Kebijakan untuk mengeksploitasi ritual bagi kepentingan pariwisata memang semakin massif selama sepuluh tahun terakhir, meskipun secara genealogis sudah mulai massif sejak zaman Orde Baru. Masyarakat pelaku, perlahan tapi pasti, mulai menikmati proses integrasi mereka ke dalam jejaring pasar pariwisata.
Ritual-ritual yang dulunya tidak masuk agenda pariwisata daerah didaftarkan agar mendapat bantuan publikasi dan pendanaan. Instansi terkait meyakini meningkatnya kesejahteraan dengan bergeraknya transaksi ekonomi yang mengiringi ritual dan aktivitas-aktivita wisata lainnya.
Akibatnya, kapitaliasi dan komersialisasi ritual menjadi semakin biasa. Kondisi inilah yang memunculkan tegangan antara “sakral”dan “profan” di mana makna-makna kultural yang sebenarnya mengikat masyarakat harus berbenturan dengan kenyataan ritual sebagai tontonan yang melenceng dari tujuan-tujuan suci pelaksanannya.
Tegangan tersebut memang tidak begitu tampak hadir dalam gelaran-gelaran ritual yang dilakukan oleh komunitas tertentu. Bagaimanapun juga, mayoritas tokoh adat dan sebagian pakar juga sudah masuk ke dalam formasi diskursif “ritual untuk wisata” yang selalu dikampanyekan oleh rezim negara melalui kementerian atau dinas terkait, seperti Kementerian Pariwisata dan Budaya selama rezim Susilo Bambang Yudhoyono.

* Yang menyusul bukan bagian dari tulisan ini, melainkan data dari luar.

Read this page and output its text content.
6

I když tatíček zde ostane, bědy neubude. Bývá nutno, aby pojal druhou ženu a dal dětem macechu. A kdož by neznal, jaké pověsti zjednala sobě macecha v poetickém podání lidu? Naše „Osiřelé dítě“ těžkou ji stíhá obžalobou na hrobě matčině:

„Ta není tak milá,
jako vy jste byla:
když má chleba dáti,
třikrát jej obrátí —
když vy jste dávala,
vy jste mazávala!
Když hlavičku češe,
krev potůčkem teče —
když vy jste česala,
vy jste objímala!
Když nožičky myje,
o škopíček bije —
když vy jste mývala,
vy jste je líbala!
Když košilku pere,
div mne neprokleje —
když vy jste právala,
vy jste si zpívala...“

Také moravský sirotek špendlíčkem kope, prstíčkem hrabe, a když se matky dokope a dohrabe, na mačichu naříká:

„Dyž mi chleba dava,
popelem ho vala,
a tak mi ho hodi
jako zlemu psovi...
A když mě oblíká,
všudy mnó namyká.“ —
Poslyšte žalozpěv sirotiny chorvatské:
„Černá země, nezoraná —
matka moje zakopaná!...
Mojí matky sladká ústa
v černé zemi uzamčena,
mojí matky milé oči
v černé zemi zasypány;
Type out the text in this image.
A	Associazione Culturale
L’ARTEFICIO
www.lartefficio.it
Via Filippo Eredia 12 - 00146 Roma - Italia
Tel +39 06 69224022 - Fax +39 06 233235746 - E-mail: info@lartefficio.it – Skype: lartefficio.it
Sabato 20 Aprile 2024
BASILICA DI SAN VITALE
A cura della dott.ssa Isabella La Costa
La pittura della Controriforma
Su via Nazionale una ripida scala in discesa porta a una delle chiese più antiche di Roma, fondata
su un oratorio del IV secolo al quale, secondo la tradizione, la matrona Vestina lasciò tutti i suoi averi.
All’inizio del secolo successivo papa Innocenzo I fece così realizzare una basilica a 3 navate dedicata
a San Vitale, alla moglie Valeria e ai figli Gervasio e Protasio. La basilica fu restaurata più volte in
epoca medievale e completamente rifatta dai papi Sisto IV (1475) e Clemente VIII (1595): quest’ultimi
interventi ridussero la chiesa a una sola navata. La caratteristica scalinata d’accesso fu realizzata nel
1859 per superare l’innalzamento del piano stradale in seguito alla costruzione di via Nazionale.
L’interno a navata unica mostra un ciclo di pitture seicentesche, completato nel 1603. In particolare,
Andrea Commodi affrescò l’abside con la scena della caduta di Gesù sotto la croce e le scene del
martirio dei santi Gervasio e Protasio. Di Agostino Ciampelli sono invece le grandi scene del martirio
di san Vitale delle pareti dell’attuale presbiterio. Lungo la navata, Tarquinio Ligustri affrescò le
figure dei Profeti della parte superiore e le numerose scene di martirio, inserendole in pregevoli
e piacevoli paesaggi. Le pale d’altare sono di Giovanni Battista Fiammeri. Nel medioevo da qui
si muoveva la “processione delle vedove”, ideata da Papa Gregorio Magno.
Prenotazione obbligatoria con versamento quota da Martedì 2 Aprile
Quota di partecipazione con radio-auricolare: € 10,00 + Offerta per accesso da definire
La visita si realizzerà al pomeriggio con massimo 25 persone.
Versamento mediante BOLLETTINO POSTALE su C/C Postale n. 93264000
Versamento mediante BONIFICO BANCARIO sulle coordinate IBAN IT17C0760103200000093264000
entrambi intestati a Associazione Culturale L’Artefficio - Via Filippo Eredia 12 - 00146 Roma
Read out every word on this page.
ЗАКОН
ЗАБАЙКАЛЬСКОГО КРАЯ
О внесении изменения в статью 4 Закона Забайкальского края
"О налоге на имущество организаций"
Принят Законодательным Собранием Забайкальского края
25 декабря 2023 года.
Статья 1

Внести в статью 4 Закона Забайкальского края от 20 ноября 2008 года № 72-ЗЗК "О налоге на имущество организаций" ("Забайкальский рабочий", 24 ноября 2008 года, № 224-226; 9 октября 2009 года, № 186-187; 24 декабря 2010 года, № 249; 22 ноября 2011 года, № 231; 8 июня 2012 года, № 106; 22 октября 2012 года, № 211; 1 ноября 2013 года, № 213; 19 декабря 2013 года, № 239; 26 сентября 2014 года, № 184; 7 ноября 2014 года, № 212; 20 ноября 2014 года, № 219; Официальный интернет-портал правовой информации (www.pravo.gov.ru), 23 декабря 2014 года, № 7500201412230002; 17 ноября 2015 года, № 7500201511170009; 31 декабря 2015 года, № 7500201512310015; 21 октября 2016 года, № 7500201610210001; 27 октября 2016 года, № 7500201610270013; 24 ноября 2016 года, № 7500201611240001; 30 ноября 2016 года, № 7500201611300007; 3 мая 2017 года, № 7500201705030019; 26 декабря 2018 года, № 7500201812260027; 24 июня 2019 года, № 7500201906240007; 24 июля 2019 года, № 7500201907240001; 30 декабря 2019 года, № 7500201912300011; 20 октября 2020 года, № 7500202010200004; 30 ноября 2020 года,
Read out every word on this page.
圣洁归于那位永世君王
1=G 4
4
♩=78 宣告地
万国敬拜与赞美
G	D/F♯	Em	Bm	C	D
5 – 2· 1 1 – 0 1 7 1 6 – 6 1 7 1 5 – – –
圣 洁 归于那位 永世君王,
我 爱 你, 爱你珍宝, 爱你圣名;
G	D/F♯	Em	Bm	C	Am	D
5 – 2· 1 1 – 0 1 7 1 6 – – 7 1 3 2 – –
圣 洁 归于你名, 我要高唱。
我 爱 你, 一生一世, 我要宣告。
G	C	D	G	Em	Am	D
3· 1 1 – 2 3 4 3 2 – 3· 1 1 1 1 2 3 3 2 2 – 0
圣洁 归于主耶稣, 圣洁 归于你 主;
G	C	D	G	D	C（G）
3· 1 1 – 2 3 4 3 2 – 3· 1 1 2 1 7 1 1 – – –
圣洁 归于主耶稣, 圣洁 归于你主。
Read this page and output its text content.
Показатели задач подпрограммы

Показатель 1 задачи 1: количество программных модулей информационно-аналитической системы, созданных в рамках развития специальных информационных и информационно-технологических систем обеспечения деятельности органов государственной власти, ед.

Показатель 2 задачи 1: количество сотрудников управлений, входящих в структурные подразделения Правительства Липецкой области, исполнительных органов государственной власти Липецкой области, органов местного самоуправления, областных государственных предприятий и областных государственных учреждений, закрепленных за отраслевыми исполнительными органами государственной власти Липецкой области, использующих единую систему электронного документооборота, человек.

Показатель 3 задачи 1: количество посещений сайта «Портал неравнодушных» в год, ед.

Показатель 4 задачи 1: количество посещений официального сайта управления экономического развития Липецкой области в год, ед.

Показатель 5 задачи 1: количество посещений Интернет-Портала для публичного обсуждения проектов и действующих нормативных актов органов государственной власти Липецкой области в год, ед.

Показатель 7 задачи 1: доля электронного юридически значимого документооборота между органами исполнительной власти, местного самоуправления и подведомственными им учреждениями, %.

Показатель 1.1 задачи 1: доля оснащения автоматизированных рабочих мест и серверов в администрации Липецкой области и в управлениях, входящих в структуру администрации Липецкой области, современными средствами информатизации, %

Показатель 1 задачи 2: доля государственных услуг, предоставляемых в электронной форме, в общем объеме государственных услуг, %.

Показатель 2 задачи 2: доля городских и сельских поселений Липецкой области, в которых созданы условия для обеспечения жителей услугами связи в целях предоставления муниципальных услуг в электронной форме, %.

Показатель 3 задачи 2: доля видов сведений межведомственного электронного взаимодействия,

Tidak mengherankan kalau semakin banyak pelaku dan komunitas yang menyepakati wacana dan praktik “ritual untuk pariwisata” dengan bermacam rasionalisasi akan keuntungannya. Widi Utaminingsih (Ketua Yayasan Widya Budaya Yogyakarta), pada tahun 2013, misalnya, mengatakan:
“Upacara adat yang masih hidup dan dilestarikan di sejumlah desa di wilayah DIY menjadi potensi untuk menghadirkan wisatawan ke daerah ini, sekaligus memperkuat keberadaan desa wisata setempat...Upacara adat yang beragam jenisnya, yang didukung dan dibina oleh pemerintah setempat, merupakan bagian dari upaya melestarikan serta melindungi aset budaya lokal di daerah ini” (sumber).
Logika pelestarian yang sekaligus mendukung kegiatan pariwisata merupakan rasionalisasi berdimensi ekonomi. Artinya, pelaksanaan ritual yang masih terjaga eksistensinya di tengah-tengah masyarakat bisa menarik wisatawan untuk hadir sekaligus meramaikan desa wisata.
Para wisatawan akan disuguhi ketradisionalan atau keprimitifan yang sudah dikemas sedemikian rupa agar mereka terkesan. Wacana ini juga menyiratkan bahwa dimensi pelestarian akan semakin berdaya kalau dikombinasikan dengan dimensi pariwisata untuk kesejahteraan ekonomi.